07 February 2010

Traversals in a binary search tree in Java

Now that we have seen how a binary tree is structured and doing a search operation over the same, lets look at how we can traverse over that data structure. There are three types of traversals that can be done.
  1. In-order traversal
  2. Pre-order traversal
  3. Post-order traversal
In-order traversal follows the route VISIT LEFT / VISIT ROOT / VISIT RIGHT. For a given binary tree, first visit the left most node and if no left node exists, visit the root and then visit the right. By this fashion traversal can be done. As a matter of fact, a simple In-order traversal in a binary search tree would give the sorted result! How cool is that!?

If you take a look at the above picture (yes, it looks a bit crowded, but you can track the numbers from 1 through twenty and the green ones are the values that we take), we start the process from the root and end up in the root. First search for the left most node. If there is none available take the immediate root and apply the same algorithm to the current node's right node. What i say may be a bit confusing but follow the numbers, you'l know.

Pre-order traversal follows the route VISIT ROOT / VISIT LEFT / VISIT RIGHT and the Post-order traversal follows the VISIT LEFT, VISIT RIGHT, VISIT ROOT.

For the above given example, the sequence that we get for various traversals is listed in the table below.
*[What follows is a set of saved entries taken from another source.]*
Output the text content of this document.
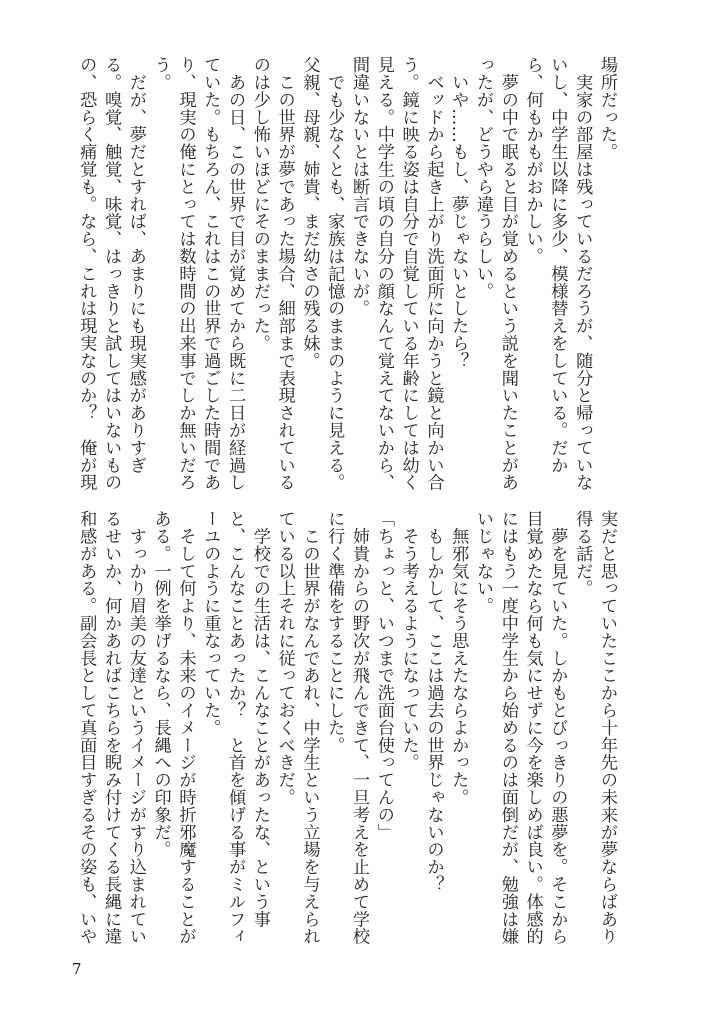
場所だった。
　実家の部屋は残っているだろうが、随分と帰っていな
いし、中学生以降に多少、模様替えをしている。だか
ら、何もかもがおかしい。
　夢の中で眠ると目が覚めるという説を聞いたことがあ
ったが、どうやら違うらしい。
　いや……もし、夢じゃないとしたら？
　ベッドから起き上がり洗面所に向かうと鏡と向かい合
う。鏡に映る姿は自分で自覚している年齢にしては幼く
見える。中学生の頃の自分の顔なんて覚えてないから、
間違いないとは断言できないが。
　でも少なくとも、家族は記憶のままのように見える。
父親、母親、姉貴、まだ幼さの残る妹。
　この世界が夢であった場合、細部まで表現されている
のは少し怖いほどにそのままだった。
　あの日、この世界で目が覚めてから既に二日が経過し
ていた。もちろん、これはこの世界で過ごした時間であ
り、現実の俺にとっては数時間の出来事でしか無いだろ
う。
　だが、夢だとすれば、あまりにも現実感がありすぎ
る。嗅覚、触覚、味覚、はっきりと試してはいないもの
の、恐らく痛覚も。なら、これは現実なのか？　俺が現
実だと思っていたここから十年先の未来が夢ならばあり
得る話だ。
　夢を見ていた。しかもとびっきりの悪夢を。そこから
目覚めたなら何も気にせずに今を楽しめば良い。体感的
にはもう一度中学生から始めるのは面倒だが、勉強は嫌
いじゃない。
　無邪気にそう思えたならよかった。
　もしかして、ここは過去の世界じゃないのか？
　そう考えるようになっていた。
「ちょっと、いつまで洗面台使ってんの」
　姉貴からの野次が飛んできて、一旦考えを止めて学校
に行く準備をすることにした。
　この世界がなんであれ、中学生という立場を与えられ
ている以上それに従っておくべきだ。
　学校での生活は、こんなことがあったな、という事
と、こんなことあったか？　と首を傾げる事がミルフィ
ーユのように重なっていた。
　そして何より、未来のイメージが時折邪魔することが
ある。一例を挙げるなら、長縄への印象だ。
　すっかり眉美の友達というイメージがすり込まれてい
るせいか、何かあればこちらを睨み付けてくる長縄に違
和感がある。副会長として真面目すぎるその姿も、いや
7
You can cross-check it for yourself.

Order
Sequence
In-order
9, 12, 14, 17, 19, 23, 50, 54, 67, 72, 76
Pre-order
50, 17, 9, 14, 12, 23, 19, 76, 54, 72, 67
Post-order
12, 14, 9, 19, 23, 17, 67, 72, 54, 76, 50

In order traversal's application is clearly visible in this example (it gives a sorted list). Pre and post order traversals too have some powerful applications which we will look in the following posts.

Cheers,
Bragaadeesh.

2 comments:

Unknown said...

On the given example in in-order traversal

Why is that the first number is 9 and not 12?

Unknown said...

Because when you are at node 9 - and you consider this one as root - then left is null, then you output root (9) and then you go right.

In-order is defined as left - root - right.